Some fun facts to know about the project itself. Mi estimates that a driver would gain just seven to 10 miles of charge from driving 60 miles per hour on the one-mile road, assuming a charge rate of 120 kilowatts per hour. Michigan’s potholes in the winter could cause severe damage to the infrastructure in a couple of years. According to the Michigan Department of Transportation, $1.9 million has been allocated for the new wireless charging road. In comparison, Sweden’s project cost $2.4 million. So I ask, is this useful or useless?

Here is an example of how this works in Norway. https://www.youtube.com/watch?v=oVEuOtRLNzc

And here’s how it’s constructed along with some financing information. https://futurism.com/ev-charging-roads-sweden


  1. Nice post. So I guess the real solution is just to create better and better batteries, which seems to be the direction that Tesla is going.

  2. Heja Sverige!!! (got to give some props to my birth land of Sweden)

    Ignoring the costs (and thus perhaps the overall feasibility), I do love this concept. And I wonder if there could be some strategic areas that could have a longer prototype than 1 mile, like one of the many highways circling DC (or just 95 heading south from DC into Virginia.)

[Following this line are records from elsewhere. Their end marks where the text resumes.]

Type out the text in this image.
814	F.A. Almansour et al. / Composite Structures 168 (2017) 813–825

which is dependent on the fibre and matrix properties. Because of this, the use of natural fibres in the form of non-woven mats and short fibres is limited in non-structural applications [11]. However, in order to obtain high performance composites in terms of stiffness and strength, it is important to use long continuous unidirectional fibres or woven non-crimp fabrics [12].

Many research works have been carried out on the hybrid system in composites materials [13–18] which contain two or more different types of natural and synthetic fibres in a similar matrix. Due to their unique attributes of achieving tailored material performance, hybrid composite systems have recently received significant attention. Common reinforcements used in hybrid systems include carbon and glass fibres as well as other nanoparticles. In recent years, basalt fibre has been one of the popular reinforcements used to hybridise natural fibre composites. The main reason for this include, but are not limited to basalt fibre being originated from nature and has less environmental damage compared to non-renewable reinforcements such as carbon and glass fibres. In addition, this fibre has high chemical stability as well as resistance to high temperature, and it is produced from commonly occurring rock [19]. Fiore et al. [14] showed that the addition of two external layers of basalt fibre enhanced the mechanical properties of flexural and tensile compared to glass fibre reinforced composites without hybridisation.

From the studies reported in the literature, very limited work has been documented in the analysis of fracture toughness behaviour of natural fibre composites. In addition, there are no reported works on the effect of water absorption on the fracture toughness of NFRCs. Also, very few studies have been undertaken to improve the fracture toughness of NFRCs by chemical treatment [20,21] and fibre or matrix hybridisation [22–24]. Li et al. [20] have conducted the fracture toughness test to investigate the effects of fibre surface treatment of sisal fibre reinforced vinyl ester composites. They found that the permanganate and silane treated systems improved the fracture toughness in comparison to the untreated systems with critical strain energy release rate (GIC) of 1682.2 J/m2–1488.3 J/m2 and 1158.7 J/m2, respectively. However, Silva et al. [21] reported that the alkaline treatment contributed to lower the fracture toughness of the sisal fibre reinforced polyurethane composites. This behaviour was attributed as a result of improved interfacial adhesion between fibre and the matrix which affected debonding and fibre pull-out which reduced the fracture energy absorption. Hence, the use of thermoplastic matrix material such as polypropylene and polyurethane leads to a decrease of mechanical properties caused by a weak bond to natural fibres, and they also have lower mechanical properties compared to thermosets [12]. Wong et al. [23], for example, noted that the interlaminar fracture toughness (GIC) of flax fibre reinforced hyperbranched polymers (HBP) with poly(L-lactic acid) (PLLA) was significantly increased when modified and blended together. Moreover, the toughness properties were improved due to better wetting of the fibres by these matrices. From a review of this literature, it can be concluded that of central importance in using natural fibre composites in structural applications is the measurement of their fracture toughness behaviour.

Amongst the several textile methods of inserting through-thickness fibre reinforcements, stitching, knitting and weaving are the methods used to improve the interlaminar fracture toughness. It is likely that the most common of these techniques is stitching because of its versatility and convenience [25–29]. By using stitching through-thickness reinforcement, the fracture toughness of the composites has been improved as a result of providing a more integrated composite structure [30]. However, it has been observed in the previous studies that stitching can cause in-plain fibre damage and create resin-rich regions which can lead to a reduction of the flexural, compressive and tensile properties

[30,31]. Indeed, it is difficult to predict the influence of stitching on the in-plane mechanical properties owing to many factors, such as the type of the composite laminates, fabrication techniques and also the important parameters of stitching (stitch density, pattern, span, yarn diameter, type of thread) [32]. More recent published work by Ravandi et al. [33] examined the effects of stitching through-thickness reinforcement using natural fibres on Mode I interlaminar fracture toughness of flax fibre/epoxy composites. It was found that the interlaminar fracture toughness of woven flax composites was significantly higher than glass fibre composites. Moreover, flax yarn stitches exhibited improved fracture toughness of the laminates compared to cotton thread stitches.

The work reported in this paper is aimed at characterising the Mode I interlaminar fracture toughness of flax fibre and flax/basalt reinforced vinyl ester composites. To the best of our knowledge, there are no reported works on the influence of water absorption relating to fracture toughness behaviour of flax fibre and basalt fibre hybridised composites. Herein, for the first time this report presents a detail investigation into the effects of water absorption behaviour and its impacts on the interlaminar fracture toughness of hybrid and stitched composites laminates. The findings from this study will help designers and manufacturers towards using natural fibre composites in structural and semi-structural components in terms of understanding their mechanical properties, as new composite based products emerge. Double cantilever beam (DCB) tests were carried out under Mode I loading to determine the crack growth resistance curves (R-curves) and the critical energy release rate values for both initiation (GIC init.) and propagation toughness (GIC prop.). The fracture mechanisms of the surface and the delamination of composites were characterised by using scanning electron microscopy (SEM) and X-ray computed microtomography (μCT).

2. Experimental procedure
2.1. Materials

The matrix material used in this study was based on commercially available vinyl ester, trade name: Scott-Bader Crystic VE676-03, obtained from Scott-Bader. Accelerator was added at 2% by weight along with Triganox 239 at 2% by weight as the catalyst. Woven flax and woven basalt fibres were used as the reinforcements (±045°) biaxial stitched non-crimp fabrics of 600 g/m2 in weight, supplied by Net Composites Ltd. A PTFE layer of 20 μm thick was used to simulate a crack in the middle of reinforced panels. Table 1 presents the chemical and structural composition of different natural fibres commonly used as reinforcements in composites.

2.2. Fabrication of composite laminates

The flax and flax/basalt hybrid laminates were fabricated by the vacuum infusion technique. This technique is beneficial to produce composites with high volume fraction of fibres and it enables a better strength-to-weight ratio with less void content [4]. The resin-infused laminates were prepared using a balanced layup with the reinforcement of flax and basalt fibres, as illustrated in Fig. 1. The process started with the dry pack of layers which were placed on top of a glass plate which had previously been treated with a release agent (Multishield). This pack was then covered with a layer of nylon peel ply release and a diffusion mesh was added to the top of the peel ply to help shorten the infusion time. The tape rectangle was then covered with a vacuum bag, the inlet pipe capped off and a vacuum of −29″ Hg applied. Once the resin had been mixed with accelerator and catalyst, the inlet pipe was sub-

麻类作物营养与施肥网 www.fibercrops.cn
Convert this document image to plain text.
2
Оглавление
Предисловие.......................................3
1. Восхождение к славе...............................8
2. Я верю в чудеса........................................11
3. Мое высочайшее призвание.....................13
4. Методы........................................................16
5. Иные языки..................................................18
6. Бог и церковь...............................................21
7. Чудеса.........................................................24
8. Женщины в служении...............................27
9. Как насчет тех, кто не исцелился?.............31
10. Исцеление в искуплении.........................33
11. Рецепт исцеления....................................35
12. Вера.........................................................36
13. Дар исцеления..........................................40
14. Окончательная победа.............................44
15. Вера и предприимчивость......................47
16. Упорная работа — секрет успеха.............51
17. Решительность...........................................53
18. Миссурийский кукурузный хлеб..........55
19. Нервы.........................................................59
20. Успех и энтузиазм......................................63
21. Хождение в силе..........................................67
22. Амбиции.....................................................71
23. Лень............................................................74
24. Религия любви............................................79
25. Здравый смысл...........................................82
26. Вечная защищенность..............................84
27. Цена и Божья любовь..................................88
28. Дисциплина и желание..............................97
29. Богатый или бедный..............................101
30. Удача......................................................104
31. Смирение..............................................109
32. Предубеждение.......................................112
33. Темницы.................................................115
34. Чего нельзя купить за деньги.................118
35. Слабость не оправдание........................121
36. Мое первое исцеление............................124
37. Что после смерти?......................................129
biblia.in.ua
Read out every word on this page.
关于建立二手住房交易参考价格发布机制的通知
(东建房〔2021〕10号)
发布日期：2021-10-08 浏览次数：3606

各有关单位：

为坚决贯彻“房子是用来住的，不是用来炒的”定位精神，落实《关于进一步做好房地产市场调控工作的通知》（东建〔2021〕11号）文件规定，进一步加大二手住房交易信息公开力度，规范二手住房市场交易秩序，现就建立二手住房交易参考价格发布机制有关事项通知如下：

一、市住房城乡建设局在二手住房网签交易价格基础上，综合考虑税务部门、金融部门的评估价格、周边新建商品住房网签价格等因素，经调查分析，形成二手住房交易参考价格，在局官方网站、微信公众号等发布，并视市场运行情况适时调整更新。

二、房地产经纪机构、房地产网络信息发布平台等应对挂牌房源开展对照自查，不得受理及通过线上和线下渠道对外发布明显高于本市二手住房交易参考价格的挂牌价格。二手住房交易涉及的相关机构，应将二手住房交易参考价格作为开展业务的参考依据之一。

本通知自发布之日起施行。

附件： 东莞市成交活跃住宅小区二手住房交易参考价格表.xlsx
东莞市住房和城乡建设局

    I envision some sort of EV lane akin to an HOV lane (and I just watched the Norwegian video which shows that Parisian EV lane concept!) The appeal of the Oslo Taxi project is it seems both feasible and scalable to expand beyond taxi queues to even just regular parking spots.

  3. parkerrepko · ·

    In your research, did you discover ways to generate electricity from highways? I believe I saw a proposal for small vertical wind turbines on the median that would spin from the wind generated by cars traveling by quickly. While your blog points out the difficulties in charging cars on highways, what if we could generate electricity on highways, transfer to batteries for charging stations next to highways, then drivers could stop to charge.

  4. bengreen123 · ·

    This would be amazing but I can’t help but think that regulation and scalability issues would make it dead in the water (issues with the small charge it would provide). Really amazing idea so though and very well written.

  5. lexgetdigital · ·

    I agree with Chris Mi that this project is “just not feasible or economically viable.” Better batteries are just going to require more chemicals that we won’t be able to dispose of in the years to come. Ripping up concrete or asphalt and repaving it is going to be extremely costly and environmentally unfriendly. Repairing these charger trackers when potholes, etc. arise is going to be similarly costly and environmentally unfriendly. These seem like monorails at disney (charging tracks). I propose just building more commuter rails, like Boston is doing.

  6. kaylacyrs · ·

    This is really cool to hear about. A lot of MBA courses have talked about tech adoption and the requirements of other technologies that support the main technology. For example gas stations readily available for drivers of cars. My first reaction to your post was wow what a great idea but I appreciate our classmates comments about some issues that would arise with this technology that I did not initially think about. I think ignoring all potential issues that may arise, a charging road would definitely influence me in purchasing an electric car.